Credit: Stux/Pixabay

As the government develops a post-Brexit data-protection regime intended to “break down the barriers” that prevent businesses using data, a minister has claimed that the UK does not need “exact alignment” with EU law to maintain the ability to share information across European borders.

The data adequacy status, granted by the European Commission 10 months ago, certifies that the UK’s privacy law “offers an adequate level of protection” to the personal data of EU citizens. The designation means that data is, effectively, free to be transferred between organisations in the UK and the remaining 27 EU member states – as well as Norway, Liechtenstein and Iceland.

Shortly after the achieving adequacy, ministers announced the government would be “reforming [the UK’s] data laws so that they’re based on common sense, not box-ticking… to pursue a new era of data-driven growth and innovation”. Part of these plans was reaching its own adequacy arrangements with various countries around the world, with the US, Australia, Colombia, the Republic of Korea, and Singapore earmarked as the top priorities, followed by Brazil, India, Kenya and Indonesia.

Experts have warned that any major deviation from European law – particularly the possibility of granting adequacy to the US and other countries not certified as such by the EC – could imperil the UK’s hard-won EU adequacy status.

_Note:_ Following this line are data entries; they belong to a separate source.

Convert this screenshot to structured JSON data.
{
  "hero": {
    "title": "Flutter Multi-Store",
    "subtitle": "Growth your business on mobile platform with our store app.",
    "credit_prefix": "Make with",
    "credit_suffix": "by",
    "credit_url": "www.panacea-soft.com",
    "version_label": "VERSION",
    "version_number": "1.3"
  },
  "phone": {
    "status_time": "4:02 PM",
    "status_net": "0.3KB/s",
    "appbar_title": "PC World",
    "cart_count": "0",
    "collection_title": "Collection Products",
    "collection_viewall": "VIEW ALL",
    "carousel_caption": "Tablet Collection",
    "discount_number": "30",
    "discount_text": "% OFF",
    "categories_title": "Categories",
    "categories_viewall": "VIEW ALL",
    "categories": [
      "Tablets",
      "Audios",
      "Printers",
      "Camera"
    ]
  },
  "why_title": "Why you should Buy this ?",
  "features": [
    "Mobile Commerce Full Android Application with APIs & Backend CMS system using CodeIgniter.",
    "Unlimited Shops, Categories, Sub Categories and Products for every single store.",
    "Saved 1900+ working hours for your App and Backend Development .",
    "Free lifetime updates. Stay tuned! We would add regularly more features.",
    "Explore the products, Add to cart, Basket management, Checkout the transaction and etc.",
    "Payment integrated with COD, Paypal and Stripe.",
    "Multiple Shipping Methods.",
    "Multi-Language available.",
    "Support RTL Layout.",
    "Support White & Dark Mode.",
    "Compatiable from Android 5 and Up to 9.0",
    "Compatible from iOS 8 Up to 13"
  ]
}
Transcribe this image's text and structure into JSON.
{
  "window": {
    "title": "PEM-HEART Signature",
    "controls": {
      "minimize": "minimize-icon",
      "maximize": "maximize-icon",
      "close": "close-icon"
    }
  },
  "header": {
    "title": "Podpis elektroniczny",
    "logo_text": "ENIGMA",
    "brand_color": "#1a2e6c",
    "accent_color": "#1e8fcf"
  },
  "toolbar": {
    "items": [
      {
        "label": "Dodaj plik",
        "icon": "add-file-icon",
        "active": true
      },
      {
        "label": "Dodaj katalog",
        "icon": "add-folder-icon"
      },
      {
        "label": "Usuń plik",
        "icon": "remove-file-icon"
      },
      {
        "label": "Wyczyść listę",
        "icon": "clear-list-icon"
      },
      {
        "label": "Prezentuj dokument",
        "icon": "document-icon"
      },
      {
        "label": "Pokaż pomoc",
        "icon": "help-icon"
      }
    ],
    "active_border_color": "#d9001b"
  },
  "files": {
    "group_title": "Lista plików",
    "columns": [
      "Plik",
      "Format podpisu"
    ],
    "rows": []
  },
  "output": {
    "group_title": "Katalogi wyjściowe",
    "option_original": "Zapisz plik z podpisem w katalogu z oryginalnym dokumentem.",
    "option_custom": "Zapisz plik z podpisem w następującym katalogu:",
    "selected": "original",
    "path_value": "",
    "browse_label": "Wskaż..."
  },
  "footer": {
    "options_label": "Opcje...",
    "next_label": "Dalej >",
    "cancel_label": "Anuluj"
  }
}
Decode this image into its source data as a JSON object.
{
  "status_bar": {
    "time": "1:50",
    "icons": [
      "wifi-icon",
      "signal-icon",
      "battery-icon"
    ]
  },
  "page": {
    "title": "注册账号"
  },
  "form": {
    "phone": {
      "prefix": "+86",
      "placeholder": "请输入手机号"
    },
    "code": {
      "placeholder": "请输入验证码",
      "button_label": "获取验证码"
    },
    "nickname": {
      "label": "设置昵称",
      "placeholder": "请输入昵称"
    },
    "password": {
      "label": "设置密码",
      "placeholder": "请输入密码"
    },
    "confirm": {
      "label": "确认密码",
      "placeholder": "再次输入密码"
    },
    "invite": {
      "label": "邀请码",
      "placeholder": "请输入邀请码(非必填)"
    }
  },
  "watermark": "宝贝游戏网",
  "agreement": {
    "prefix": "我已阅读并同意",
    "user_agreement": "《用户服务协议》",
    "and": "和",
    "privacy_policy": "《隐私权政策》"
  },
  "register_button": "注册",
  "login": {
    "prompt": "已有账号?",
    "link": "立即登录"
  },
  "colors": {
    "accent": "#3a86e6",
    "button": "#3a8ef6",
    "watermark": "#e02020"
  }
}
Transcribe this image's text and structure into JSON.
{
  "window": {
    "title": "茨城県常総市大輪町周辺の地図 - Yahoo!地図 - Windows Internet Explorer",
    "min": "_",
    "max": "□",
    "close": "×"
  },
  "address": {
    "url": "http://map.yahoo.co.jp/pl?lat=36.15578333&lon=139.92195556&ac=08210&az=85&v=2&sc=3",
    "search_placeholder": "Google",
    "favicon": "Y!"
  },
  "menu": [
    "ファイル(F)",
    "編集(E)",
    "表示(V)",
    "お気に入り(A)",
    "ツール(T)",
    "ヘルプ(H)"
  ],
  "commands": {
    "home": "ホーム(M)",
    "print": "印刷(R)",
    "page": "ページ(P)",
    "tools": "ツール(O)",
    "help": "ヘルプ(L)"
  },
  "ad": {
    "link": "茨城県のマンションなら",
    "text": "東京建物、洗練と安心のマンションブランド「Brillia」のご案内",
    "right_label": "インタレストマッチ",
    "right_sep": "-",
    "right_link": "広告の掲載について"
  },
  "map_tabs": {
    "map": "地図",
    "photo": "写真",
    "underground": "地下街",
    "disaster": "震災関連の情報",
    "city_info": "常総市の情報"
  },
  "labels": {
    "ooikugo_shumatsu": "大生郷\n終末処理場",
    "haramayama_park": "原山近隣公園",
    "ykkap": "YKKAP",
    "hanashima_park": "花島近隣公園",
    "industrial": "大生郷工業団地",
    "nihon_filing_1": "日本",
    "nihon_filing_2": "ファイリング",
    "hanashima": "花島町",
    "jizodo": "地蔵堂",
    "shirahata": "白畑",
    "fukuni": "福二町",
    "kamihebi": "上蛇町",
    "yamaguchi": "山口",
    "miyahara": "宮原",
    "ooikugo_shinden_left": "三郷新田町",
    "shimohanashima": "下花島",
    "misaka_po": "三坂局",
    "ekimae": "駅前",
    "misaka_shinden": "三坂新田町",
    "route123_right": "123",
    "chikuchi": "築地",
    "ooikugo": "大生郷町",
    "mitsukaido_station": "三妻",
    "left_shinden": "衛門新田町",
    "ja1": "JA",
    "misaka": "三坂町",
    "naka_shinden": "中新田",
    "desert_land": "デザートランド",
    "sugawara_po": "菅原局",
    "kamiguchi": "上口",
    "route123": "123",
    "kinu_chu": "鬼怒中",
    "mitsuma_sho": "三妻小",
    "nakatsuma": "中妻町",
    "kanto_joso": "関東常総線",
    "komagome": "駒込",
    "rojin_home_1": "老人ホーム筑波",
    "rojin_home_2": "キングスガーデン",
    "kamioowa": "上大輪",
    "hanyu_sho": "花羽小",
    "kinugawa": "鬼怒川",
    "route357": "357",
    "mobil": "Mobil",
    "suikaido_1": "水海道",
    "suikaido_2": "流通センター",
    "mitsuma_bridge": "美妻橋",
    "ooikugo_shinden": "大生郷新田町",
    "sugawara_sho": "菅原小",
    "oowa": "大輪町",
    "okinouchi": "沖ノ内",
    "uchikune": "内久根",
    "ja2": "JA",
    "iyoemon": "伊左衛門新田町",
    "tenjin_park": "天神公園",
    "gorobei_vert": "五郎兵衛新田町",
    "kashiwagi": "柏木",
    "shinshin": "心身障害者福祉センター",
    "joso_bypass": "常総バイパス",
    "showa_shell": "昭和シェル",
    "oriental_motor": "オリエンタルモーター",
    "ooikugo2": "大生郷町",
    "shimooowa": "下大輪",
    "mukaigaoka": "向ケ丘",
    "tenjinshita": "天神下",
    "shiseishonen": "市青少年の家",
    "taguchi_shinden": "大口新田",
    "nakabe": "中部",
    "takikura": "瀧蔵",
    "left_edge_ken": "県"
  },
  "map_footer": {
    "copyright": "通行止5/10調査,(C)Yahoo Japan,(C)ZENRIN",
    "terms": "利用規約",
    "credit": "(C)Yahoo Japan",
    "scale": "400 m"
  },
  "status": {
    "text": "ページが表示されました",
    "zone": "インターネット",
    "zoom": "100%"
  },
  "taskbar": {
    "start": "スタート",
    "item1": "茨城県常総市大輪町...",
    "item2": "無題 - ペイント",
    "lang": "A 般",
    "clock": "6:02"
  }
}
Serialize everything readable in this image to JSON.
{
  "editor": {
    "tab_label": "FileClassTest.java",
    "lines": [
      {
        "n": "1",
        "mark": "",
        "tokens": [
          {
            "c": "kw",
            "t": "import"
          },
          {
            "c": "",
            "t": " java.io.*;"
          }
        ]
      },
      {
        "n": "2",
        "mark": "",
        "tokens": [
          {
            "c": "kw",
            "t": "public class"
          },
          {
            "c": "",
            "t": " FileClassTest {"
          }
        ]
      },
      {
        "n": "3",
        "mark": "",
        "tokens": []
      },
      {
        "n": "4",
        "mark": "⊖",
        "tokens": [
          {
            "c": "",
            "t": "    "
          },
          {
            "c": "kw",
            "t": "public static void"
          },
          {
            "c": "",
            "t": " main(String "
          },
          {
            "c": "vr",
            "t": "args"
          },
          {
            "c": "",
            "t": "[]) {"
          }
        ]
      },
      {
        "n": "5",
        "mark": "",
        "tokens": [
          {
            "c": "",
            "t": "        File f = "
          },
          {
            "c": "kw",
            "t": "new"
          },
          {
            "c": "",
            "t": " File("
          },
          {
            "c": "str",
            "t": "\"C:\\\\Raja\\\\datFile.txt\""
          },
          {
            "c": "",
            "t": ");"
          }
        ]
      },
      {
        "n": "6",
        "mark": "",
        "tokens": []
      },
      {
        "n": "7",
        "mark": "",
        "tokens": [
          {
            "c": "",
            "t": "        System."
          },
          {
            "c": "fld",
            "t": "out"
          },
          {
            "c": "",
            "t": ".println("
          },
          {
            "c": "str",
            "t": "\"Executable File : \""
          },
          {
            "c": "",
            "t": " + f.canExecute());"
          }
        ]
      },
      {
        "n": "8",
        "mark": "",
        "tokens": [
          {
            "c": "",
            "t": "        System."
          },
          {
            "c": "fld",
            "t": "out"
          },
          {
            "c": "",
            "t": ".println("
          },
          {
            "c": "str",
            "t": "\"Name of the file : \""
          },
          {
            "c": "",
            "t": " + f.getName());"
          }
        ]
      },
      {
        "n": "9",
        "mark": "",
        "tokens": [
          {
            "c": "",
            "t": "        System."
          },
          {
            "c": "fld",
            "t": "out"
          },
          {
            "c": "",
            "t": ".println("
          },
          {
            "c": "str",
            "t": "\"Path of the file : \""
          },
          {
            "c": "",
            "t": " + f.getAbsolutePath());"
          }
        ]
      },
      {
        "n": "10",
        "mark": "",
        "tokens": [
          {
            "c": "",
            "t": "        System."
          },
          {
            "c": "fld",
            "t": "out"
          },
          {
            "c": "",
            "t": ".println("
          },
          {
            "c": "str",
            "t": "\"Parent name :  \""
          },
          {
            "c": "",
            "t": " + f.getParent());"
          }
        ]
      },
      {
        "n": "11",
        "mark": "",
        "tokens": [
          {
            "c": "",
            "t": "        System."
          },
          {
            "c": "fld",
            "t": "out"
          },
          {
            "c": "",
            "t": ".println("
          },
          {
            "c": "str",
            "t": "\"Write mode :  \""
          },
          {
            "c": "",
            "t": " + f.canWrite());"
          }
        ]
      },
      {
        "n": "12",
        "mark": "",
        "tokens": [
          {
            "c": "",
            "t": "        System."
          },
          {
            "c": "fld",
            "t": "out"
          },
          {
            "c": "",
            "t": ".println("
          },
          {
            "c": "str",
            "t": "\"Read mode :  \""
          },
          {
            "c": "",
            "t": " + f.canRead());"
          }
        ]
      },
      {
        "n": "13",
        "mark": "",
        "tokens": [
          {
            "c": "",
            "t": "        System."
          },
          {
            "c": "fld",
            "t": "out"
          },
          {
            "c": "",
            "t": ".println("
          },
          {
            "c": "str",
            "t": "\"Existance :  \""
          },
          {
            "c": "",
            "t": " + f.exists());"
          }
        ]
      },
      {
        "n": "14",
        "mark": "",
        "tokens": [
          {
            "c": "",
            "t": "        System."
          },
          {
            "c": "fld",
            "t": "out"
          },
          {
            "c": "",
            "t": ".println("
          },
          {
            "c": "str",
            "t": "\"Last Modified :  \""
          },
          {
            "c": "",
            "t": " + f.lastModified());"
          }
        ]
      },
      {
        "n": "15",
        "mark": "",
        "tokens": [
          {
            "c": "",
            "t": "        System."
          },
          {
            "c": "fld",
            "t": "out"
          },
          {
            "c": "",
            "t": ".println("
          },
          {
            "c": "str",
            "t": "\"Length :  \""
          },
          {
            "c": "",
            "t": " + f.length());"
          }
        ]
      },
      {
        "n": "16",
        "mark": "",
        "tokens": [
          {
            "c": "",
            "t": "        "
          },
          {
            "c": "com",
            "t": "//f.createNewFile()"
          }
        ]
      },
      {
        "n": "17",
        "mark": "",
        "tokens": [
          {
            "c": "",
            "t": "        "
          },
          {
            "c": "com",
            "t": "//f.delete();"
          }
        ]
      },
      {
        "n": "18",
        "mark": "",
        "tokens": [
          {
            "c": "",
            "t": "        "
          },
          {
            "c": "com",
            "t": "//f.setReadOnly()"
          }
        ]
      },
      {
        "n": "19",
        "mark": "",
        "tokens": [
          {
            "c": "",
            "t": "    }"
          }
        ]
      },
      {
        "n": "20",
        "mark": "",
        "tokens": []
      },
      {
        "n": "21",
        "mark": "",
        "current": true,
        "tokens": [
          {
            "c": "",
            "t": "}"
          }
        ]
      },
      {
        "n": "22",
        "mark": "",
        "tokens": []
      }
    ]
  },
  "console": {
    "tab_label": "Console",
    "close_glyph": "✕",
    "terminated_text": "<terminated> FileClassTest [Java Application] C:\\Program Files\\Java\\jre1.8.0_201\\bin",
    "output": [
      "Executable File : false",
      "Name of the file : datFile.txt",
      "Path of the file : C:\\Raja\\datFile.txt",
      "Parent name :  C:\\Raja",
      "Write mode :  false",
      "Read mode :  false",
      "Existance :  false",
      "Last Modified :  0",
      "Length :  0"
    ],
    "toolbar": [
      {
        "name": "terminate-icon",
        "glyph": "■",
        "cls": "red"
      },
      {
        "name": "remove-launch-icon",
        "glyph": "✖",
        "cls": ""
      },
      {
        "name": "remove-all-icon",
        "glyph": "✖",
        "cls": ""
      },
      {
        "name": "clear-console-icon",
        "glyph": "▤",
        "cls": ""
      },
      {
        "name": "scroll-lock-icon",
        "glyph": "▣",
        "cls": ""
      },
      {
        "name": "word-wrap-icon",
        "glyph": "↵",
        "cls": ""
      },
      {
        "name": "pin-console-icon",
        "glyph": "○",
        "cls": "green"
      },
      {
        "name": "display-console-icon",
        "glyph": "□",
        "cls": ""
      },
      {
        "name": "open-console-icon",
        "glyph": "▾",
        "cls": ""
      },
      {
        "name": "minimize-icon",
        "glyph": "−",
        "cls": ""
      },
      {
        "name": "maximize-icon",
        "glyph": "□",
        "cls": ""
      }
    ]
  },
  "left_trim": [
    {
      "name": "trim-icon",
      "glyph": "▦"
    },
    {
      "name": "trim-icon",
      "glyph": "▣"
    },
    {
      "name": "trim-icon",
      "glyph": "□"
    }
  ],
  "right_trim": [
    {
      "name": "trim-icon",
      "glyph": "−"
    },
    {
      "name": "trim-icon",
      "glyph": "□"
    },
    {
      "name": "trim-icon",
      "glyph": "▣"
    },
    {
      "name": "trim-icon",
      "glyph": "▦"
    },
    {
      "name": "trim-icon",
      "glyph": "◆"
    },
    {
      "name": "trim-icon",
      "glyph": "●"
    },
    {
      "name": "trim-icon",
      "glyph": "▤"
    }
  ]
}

In a written parliamentary question, shadow attorney general Emily Thornberry asked whether ministers from HM Treasury and the Department for Digital, Culture, Media and Sport – which is responsible for data protection policy – had met to discuss “the costs and benefits for UK businesses of [DCMS’s] proposed reforms of UK data protection regulation and potential risks to the UK's future data adequacy status with the EU”.

Related content

• Users will have more control over personal data under new regulatory regime, minister pledges
• Privacy Shield: government working with ICO to ‘update guidance as soon as possible’
• Whitehall departments reported 500 personal data breaches to ICO in FY20

In response, exchequer secretary to the Treasury Helen Whately said that ministers and officials from the two departments “continue to work closely… on proposed reforms of UK data protection regulation”.

The government does not believe it needs to stick stringently to European regulations in order to maintain its EU-granted status, the minister indicated.

“The UK regained autonomy over its domestic data-protection laws on 1 January 2021 and exact alignment to EU law is not a requirement for EU data adequacy,” Whately said. “The UK can reshape its approach to regulation and seize opportunities with its new regulatory freedoms, helping to drive growth, innovation and competition across the country. In doing so, the UK intends to maintain its high standards of data protection and ensure that the UK data regime continues to be based on public trust in the responsible use of data.”

She added: “The economic impact of any future legislation to implement these reforms will be assessed in the usual way, and we will continue to engage with EU counterparts, as appropriate, on these issues. The government response to the ‘Data: a new direction’ consultation will be published in the spring.”

The UK was finally granted adequacy status by the EC in June 2021, after more than a year of discussions – and six months after formally exiting the European Union. The UK is one of 13 nations and territories recognised as adequate, and is the only country whose status covers the exchange of information between law-enforcement bodies.

Whately’s assertion that the UK can retain this status even if its privacy laws start to diverge from those of the EU comes in light of warnings that this will not be the case.

Shortly after the UK achieved adequacy status, Jon Baines, senior data protection specialist at business law firm Mishcon de Reya, told PublicTechnology if “if the UK takes a bold decision to make data transfers to US easier… that would almost certainly present a risk for the EU adequacy decision”.

“For all third-party countries around the world, the government has said that we going to look at our own adequacy assessments. And each of those is going to be scrutinised by the EU,” he added. “While we have some freedom to set our own data laws and apply our own data regime, none of this is going to happen in a vacuum.”